I have a Tcl procedure that accepts an array name as an argument and adds some new values to the array. In the process of doing this, it sets a variable that I currently have no need for outside the scope of the proc. But I can see possible future instances where it might be useful to get the value of the variable back. So, while the proc currently returns nothing, I am considering returning the value of the variable for some day use. What the hell, right?

This proc is relatively low-level, however, and will be called in loops of thousands of iterations. Will returning the value somehow use more memory if the caller (for now) just ignores what is returned? Are there other ways changing the return value may slow things down? Are there any (Tcl-specific or not) 'best practices' conventions in play here?
posted by If I Had An Anus to Computers & Internet (8 answers total)
 
Profile both versions.

But if your need for speed is really this great, consider that the real overhead likely lies in your use of Tcl arrays and particularly in adding to them; using a different data structure may yield much greater speed/efficiency improvements. If your need for speed isn't great enough to justify using a different data structure (or native C code), the difference between returning nothing and returning a var is too negligible to worry about.

Since Tcl is interpreted you're almost certainly paying the cost to return something regardless (i.e., the interpreter is traversing a node tree, calling (in C code) an eval function recursively, and eval is returning something that (in C) can be or can point to any Tcl type. So the extra overhead is traversing an assignment node and its two operand nodes, which is probably a simple shallow copy pointer assignment in C.

But finally, profile both versions. That takes less time than it took me to write this.
posted by orthogonality at 9:42 AM on October 13, 2006


The 'best practice' is to avoid all use of tcl whenever you care even the slightest bit about performance.

That said, in this case tcl should* have little relative performance impact, because all you're doing is putting a value on the stack before returning to the enclosing scope, which ought to be minimal in impact.

The best way to handle questions like this is to write a program which does the operation each way a few hundred thousand times and times the result. If one way is significantly better you'll notice.
posted by felix at 9:55 AM on October 13, 2006


Response by poster: You guys are right about the profiling, of course. Thanks.

Just using the unix 'time' command, there seems to be a difference of about a 1/10 second (in the 'user' line), calling the proc 10,000 times. Neglible for my needs, but apparently something. I guess I'll leave it as is.
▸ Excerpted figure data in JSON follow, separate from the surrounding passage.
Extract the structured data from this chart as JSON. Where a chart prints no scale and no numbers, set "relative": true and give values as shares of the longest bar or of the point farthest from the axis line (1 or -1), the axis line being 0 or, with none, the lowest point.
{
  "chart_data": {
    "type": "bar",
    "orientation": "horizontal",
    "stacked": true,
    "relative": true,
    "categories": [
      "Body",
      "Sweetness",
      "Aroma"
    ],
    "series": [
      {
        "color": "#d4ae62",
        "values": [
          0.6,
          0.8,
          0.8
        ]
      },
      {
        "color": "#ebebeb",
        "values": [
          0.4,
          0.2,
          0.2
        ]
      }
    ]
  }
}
(Not using Tcl isn't an option, and our coding standards require every proc to call return. The data structure could be tweaked, but the "upvar array" thing is kinda the standard idiom in the existing codebase.)
posted by If I Had An Anus at 10:13 AM on October 13, 2006


If I Had An Anus writes "Just using the unix 'time' command..."

Don't profile that way; call the two variant routines from within the same program (and if you can, on dedicated or visualized hardware); that way you're not counting Tcl's own set-up time, which likely is both expensive (memory allocation, mostly) and somewhat time dependent on the OS (again, memory allocation, mostly).

"...calling the proc 10,000 times."

With a modern processor, call each variant at least one million times.

(When I profile stuff on a significantly slower ipod, I use loops of at least 100000 iterations, and a microsecond hardware timer; admittedly, that's profiling C code.)
posted by orthogonality at 10:22 AM on October 13, 2006


Response by poster: Sorry, I meant I have a script that calls the proc (10,000) times and I ran the time command on that script.

(You're writing C to be run in ipods? Fun.)
posted by If I Had An Anus at 10:32 AM on October 13, 2006


I just ran a quick little test script that calls two procs, one with a plain return and one with a return value, each a million times. I just use [clock seconds] to track time so the granularity is not very small but I don't see any difference at all in the speed of either proc when running with TCL8.3 on both Fedora and FreeBSD.
posted by octothorpe at 12:29 PM on October 13, 2006


Oh and my sympathies to you from someone who writes TCL code pretty much full time.
posted by octothorpe at 12:48 PM on October 13, 2006


Response by poster: Heh, thanks octothorpe. I actually kind of like Tcl.